Maria Bamford is my favorite comedian. I admire everything she stands for as a comic and as a human being, and told her so in stream of barely intelligible gushing at the beginning of our interview. I rarely find myself star struck these days, but Bamford is special. Her comedy has served as somewhat of a lifeline to me during particularly dark times, and I was determined to repay her with a good interview. My enthusiasm was profuse and unsettling, but she accepted it with grace. Stephen Colbert may have proclaimed her to be his favorite comedian on planet earth, but she is my favorite comedian in the history of the universe and I wasn’t going to miss an opportunity to express my sincere gratitude and adoration.

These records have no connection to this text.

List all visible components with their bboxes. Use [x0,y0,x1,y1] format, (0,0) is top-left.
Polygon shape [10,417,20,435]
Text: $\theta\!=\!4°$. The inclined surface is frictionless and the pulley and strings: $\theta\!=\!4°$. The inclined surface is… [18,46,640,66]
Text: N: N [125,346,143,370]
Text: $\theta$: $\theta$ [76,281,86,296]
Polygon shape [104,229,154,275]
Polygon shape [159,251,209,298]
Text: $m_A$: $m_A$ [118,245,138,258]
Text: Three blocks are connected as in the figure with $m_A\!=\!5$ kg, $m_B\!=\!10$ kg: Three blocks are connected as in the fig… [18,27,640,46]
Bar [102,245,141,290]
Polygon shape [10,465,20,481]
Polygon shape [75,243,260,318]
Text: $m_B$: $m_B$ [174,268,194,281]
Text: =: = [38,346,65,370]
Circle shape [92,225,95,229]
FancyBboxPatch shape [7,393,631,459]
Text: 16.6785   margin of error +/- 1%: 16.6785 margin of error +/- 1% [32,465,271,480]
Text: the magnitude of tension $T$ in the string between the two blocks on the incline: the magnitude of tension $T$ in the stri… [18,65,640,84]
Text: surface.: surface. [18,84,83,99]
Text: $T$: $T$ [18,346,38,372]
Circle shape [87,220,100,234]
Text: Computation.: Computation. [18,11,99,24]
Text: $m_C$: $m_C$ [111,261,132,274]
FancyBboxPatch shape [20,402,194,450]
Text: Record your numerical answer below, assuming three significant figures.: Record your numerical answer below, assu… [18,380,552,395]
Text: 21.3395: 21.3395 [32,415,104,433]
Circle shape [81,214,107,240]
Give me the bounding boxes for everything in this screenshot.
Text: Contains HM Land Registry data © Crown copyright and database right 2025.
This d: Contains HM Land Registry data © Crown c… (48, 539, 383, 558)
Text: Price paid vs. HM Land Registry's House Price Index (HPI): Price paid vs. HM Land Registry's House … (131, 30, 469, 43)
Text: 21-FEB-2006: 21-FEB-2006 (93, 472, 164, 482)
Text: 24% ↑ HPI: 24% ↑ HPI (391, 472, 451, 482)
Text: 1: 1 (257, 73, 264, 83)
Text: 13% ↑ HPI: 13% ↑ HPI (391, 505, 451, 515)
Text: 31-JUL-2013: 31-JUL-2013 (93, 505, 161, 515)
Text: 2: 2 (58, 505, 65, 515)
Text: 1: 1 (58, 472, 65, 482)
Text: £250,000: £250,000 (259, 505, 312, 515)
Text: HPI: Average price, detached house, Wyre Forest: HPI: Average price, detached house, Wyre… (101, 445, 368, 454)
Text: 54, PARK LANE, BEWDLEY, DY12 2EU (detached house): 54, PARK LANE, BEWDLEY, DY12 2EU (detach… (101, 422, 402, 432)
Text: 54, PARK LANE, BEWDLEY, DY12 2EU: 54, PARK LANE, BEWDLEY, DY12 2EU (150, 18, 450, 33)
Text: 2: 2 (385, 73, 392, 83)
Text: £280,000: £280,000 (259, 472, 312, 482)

I asked Bamford several relevant questions about her comedy special, but then, throwing caution to the wind, I dove in with the 36 questions. If you’re not familiar, the 36 questions refer to a study by the psychologist Arthur Aron (and others) that explores whether intimacy between two strangers can be accelerated by having them ask each other a specific series of personal questions. I had recently read Mandy Len Catron’s Modern Love essay, “To Fall in Love With Anyone, Do This,” and thought if there was ever a moment to accelerate intimacy, this interview was it. I asked Bamford if she’d heard of the 36 questions. She had. With genuine excitement she exclaimed, “let’s fall in love!” And we did. Or at least I did. Again.